Del libro de Carrère apenas recuerdo su narración como víctima del tsunami. Sin embargo, sí recuerdo esa otra historia paralela y para mí tediosa que tiene que ver con el sistema judicial francés.
¿Cómo puede ser que una historia sobre la parte más burocrática de la carrera de un juez se imponga a un relato con un potencial de creación tan grande como las vidas que se cobró? La respuesta que yo me doy es que los ojos de Carrère estaban velados por las cataratas de la intelectualidad, de su educación literaria, de la crítica. Carrère no pudo contar la verdad del tsunami porque, aunque lo sufrió, no fue capaz de verlo sin interferencias literarias.
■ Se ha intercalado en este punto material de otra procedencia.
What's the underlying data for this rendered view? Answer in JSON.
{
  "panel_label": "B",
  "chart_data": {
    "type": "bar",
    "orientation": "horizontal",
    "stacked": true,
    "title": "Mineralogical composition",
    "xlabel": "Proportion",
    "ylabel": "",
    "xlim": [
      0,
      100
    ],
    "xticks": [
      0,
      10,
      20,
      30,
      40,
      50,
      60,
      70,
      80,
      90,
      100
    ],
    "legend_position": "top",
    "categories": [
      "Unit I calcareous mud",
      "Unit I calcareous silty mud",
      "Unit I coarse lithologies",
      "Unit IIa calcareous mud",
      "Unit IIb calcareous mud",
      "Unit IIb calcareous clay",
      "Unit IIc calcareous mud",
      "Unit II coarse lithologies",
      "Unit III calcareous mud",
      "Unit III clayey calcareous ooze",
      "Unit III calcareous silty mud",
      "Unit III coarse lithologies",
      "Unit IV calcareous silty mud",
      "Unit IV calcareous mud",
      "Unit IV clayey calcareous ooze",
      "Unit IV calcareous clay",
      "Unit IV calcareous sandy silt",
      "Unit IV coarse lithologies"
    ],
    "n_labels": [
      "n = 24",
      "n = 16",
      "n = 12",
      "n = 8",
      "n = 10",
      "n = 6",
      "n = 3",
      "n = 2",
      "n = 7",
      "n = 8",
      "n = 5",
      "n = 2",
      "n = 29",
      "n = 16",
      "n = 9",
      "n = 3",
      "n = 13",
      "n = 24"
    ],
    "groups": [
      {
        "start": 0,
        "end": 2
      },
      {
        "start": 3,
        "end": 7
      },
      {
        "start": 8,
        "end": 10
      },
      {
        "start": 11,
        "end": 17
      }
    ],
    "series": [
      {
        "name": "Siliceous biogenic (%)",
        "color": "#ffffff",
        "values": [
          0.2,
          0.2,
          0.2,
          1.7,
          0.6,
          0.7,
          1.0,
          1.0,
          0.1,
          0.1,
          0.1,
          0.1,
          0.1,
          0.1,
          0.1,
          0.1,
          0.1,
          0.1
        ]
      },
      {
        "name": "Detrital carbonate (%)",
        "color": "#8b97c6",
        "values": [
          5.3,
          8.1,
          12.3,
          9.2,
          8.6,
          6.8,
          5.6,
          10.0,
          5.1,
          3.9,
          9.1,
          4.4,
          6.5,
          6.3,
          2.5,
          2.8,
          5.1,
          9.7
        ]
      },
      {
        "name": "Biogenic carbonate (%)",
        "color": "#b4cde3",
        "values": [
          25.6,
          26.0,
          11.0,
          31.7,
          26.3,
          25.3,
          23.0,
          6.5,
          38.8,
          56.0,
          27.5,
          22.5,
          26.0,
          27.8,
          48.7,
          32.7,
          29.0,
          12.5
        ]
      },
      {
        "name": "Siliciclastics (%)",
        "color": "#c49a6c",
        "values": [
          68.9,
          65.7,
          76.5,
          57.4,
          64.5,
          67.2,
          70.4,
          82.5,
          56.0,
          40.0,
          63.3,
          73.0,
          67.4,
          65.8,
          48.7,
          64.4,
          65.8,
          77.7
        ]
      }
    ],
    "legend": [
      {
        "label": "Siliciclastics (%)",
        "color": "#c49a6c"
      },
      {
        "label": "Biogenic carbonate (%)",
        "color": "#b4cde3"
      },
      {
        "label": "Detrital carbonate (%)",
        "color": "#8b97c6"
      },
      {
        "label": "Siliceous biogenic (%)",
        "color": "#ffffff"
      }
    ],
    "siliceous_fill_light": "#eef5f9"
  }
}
Ahora que he leído el libro de Sonali me confirmo en que la mejor manera de escribir es dejar que eso más grande que nosotros, eso implacable y verdadero, hable. El talento es una fuerza de la naturaleza que se escribe sola, cruda y en libertad desmesurada. Sonali perdió a su familia, pero logró una obra donde el nivel del agua va subiendo en forma de creación y verdad. Un buen libro siempre es una catástrofe, un antes y un después. Si se entiende esto, hasta el detalle más irrelevante se puede narrar con el agarre del tsunami más poderoso de la historia. Y es que todos, en algún momento de nuestra vida, tenemos que sobrevivir en las aguas que nos inundan entre las cuatro paredes de nuestro cuerpo.